Formation of PML/RARα high molecular weight nuclear complexes through the PML coiled-coil region is essential for the PML/RARα-mediated retinoic acid response

Abstract

Retinoic Acid (RA) treatment induces disease remission of Acute Promyelocytic Leukaemia (APL) patients by triggering terminal differentiation of neoplastic cells. RA-sensitivity in APL is mediated by its oncogenic protein, which results from the recombination of the PML and the RA receptor α (RARα) genes (PML/RARα fusion protein). Ectopic expression of PML/RARα into haemopoietic cell lines results in increased response to RA-induced differentiation.
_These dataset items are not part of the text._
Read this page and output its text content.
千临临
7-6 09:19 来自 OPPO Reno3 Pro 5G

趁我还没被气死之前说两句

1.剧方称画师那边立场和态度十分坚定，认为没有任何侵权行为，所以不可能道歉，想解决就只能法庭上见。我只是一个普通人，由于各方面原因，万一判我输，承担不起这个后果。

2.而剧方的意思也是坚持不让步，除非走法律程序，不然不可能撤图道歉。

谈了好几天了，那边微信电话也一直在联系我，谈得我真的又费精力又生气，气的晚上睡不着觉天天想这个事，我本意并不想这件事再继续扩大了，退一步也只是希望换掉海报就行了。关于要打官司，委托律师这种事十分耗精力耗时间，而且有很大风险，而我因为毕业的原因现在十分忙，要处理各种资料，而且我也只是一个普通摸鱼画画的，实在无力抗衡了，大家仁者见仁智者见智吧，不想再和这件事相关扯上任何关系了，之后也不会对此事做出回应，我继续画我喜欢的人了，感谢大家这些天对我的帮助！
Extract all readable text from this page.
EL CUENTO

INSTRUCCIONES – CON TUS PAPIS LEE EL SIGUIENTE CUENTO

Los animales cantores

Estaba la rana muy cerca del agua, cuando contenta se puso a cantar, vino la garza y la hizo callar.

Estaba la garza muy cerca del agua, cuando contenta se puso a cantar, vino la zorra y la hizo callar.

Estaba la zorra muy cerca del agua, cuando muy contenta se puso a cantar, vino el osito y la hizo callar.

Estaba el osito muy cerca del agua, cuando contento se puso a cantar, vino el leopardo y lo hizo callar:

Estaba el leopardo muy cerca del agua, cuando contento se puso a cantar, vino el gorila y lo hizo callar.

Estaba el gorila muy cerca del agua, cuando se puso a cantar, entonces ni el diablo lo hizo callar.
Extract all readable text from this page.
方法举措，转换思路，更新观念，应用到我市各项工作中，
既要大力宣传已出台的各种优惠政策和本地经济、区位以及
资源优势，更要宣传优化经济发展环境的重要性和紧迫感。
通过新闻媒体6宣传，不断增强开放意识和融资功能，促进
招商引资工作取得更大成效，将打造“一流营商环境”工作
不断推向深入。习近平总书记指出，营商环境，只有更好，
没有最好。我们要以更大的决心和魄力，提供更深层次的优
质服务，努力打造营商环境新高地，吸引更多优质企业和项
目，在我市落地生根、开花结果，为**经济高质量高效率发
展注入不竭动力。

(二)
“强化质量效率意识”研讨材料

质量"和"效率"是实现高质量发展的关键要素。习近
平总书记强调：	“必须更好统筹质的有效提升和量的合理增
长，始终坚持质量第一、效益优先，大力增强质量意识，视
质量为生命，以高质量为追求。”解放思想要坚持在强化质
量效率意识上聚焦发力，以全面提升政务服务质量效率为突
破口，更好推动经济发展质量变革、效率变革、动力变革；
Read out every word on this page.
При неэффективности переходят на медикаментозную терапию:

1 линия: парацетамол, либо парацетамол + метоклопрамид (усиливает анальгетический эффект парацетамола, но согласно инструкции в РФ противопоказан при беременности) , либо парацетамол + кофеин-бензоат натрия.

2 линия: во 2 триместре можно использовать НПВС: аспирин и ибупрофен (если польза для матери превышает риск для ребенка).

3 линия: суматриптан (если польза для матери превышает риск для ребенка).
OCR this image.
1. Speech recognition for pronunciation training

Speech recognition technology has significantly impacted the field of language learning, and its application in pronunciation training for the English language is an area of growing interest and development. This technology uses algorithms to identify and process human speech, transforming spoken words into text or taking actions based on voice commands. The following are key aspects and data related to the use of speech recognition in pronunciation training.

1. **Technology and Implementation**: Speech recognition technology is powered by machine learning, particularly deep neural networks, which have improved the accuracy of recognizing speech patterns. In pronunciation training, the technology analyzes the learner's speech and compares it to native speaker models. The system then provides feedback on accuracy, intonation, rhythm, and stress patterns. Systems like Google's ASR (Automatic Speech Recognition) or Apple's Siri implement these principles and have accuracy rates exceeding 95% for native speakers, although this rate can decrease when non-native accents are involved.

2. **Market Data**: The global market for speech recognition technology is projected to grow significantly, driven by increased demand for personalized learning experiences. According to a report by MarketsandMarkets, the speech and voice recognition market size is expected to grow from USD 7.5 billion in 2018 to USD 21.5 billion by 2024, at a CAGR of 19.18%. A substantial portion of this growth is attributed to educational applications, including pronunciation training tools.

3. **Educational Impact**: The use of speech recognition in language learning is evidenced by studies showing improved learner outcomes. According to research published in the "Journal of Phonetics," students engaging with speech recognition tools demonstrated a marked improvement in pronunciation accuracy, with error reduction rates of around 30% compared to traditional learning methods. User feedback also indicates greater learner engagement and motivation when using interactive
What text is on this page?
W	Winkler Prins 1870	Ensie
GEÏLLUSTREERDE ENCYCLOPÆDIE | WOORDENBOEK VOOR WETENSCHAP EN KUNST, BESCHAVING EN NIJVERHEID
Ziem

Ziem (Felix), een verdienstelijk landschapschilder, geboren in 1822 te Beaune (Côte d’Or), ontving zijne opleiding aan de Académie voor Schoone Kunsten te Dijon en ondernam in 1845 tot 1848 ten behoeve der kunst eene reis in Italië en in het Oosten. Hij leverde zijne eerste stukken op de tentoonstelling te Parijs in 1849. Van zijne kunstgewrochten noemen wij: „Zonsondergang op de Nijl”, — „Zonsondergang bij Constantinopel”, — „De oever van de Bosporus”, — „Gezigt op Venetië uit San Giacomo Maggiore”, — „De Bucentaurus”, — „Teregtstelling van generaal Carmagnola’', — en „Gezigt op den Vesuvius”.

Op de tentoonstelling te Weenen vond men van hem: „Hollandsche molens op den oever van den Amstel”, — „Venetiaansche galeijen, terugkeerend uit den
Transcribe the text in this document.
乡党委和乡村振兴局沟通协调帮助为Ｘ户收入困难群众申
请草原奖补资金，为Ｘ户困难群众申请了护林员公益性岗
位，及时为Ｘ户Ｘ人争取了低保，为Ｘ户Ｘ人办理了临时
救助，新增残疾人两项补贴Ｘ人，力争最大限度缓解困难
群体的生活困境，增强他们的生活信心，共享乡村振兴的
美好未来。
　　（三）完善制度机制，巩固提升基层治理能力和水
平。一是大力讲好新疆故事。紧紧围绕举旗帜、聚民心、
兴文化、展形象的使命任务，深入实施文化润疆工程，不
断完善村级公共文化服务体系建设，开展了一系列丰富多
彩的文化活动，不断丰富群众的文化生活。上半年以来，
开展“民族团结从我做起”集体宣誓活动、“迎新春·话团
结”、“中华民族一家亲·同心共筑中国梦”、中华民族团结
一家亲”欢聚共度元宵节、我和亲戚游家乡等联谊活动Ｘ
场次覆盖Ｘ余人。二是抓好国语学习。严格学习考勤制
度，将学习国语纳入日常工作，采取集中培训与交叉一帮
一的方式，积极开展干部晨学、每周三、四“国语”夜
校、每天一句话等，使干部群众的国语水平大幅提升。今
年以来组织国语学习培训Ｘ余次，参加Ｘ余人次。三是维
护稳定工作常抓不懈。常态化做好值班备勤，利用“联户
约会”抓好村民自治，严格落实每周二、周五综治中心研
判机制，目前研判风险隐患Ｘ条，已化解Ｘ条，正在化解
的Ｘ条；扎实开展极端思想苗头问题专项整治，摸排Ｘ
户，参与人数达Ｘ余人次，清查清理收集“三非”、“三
By structure-function analysis of PML/RARα-mediated RA-differentiation, we demonstrated that fusion of PML and RARα sequences and integrity of the PML dimerization domain and of the RARα DNA binding region are required for the effect of PML/RARα on RA-differentiation. Indeed, direct fusion of the PML dimerization domain to the N- or C-terminal extremities of RARα retained full biological activity. All the biologically active PML/RARα mutants formed high molecular weight complexes in vivo. Functional analysis of mutations within the PML dimerization domain revealed that the capacity to form PML/RARα homodimers, but not PML/RARα-PML heterodimers, correlated with the RA-response. These results suggest that targeting of RARα sequences by the PML dimerization domain and formation of nuclear PML/RARα homodimeric complexes are crucial for the ability of PML/RARα to mediate RA-response.